Había estado tan absorto en sí mismo que no había notado la profunda depresión en que había caído Harriet. No lo había notado nadie, pero eso no atenuaba en nada su culpa. Él habría podido comprender qué era lo que atormentaba a su mujer. Él debería haberlo comprendido. Ahora se daba cuenta de que había habido muchas señales de lo que le ocurría, pero él solo se compadecía de sí mismo y no les había hecho caso. La discusión después de la llamada de Homer había sido el golpe de gracia.
En definitiva, no era ni cuadrado ni redondo, simplemente era ciego.
Se marchó de aquel lugar dejando el cuerpo de su mujer encerrado en un ataúd; ni siquiera pasó por el chalet a hacer las maletas.
Desde entonces no había conseguido derramar una sola lágrima.
—¡Mamá, mira! ¡Un hombre llorando!
La voz infantil le sacó del trance en que había caído. A su lado, una niña de pelo rubio y con un vestido azul fue apartada de un tirón por la madre, que le miró y sonrió, incómoda. Se alejó deprisa, llevando a la hija de la mano.
Frank no se había dado cuenta de que estaba llorando. Ni siquiera sabía desde cuándo lo estaba haciendo.
Sus lágrimas llegaban de muy lejos. No eran la salvación, no eran el olvido; simplemente un alivio, una pequeña tregua para poder respirar un instante, para sentir por un momento el verdadero calor del sol, ver el verdadero color del mar, oír los latidos de su corazón sin tener que escuchar también el sonido de un tambor de muerte.
Estaba pagando el precio de su extravío.
El mundo entero estaba pagando ese precio.
Se lo había repetido durante horas, después de la muerte de Harriet, sentado en un banco del jardín de la clínica St. James, donde le habían internado, pues estaba al borde de la locura. Lo había comprendido meses después, tras el desastre del World Trade Center, cuando vio por televisión aquellas torres que caían como solo pueden caer las ilusiones. Hombres que se lanzaban en aviones contra rascacielos en nombre de Dios, mientras alguien, cómodamente sentado en una oficina, pensaba ya en cómo aprovechar esa locura en la Bolsa.
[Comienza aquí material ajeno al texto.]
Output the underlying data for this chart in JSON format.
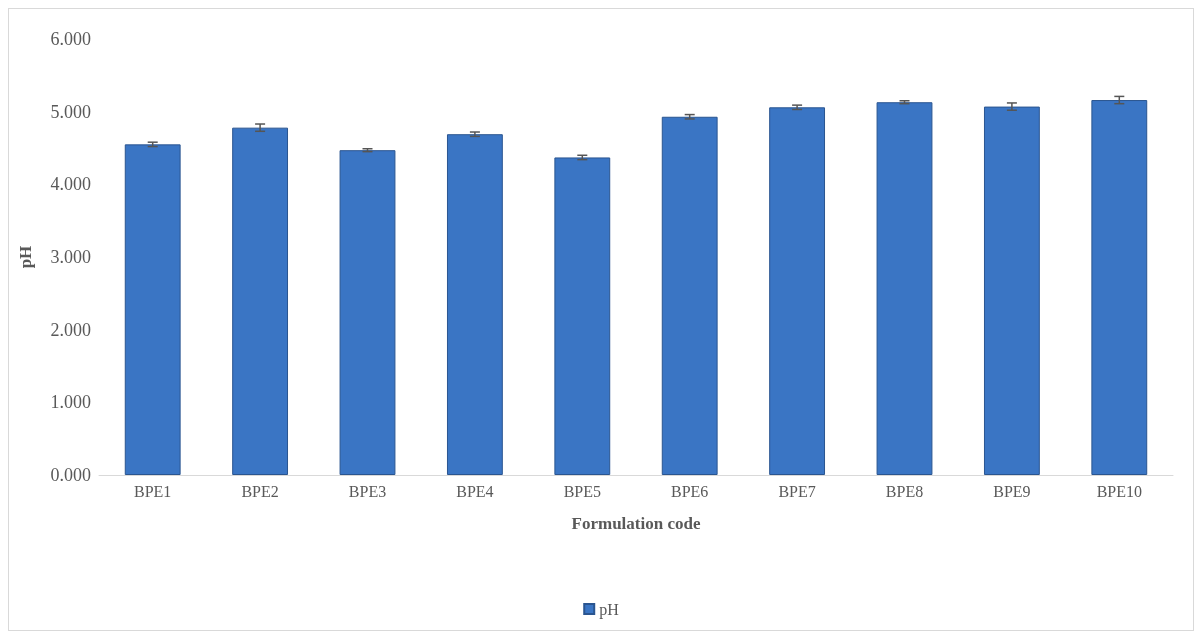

Hombres que se ganaban la vida fabricando y vendiendo explosivos, y que para Navidad daban a sus hijos regalos comprados con el producto de la muerte y la mutilación de otros niños. La conciencia era un accesorio cuyo valor fluctuaba según el precio del barril de petróleo. Y en medio de todo eso, nada tenía de sorprendente si de tiempo en tiempo surgía algún solitario extraviado que escribía su destino con letras de sangre.
«Yo mato…».
El remordimiento por la muerte de Harriet habría sido un compañero de viaje lo bastante cruel para no abandonarlo jamás; en sí mismo, habría sido castigo suficiente para el resto de sus días.
No podía olvidarlo. No podría olvidarlo ni aunque viviera una eternidad. Y no podría perdonarse aunque su vida durara el doble de la eternidad.
No podía poner fin a la locura del mundo. Solo podía poner fin a la suya, con la esperanza de que aquéllos que aún eran capaces siguieran su ejemplo. Y borraran para siempre aquellas inscripciones de muerte. Se quedó un rato sentado en la piedra, llorando, indiferente a la curiosidad de los transeúntes, hasta que se dio cuenta de que no tenía más lágrimas.
Entonces se levantó y fue con paso lento hacia la jefatura de policía.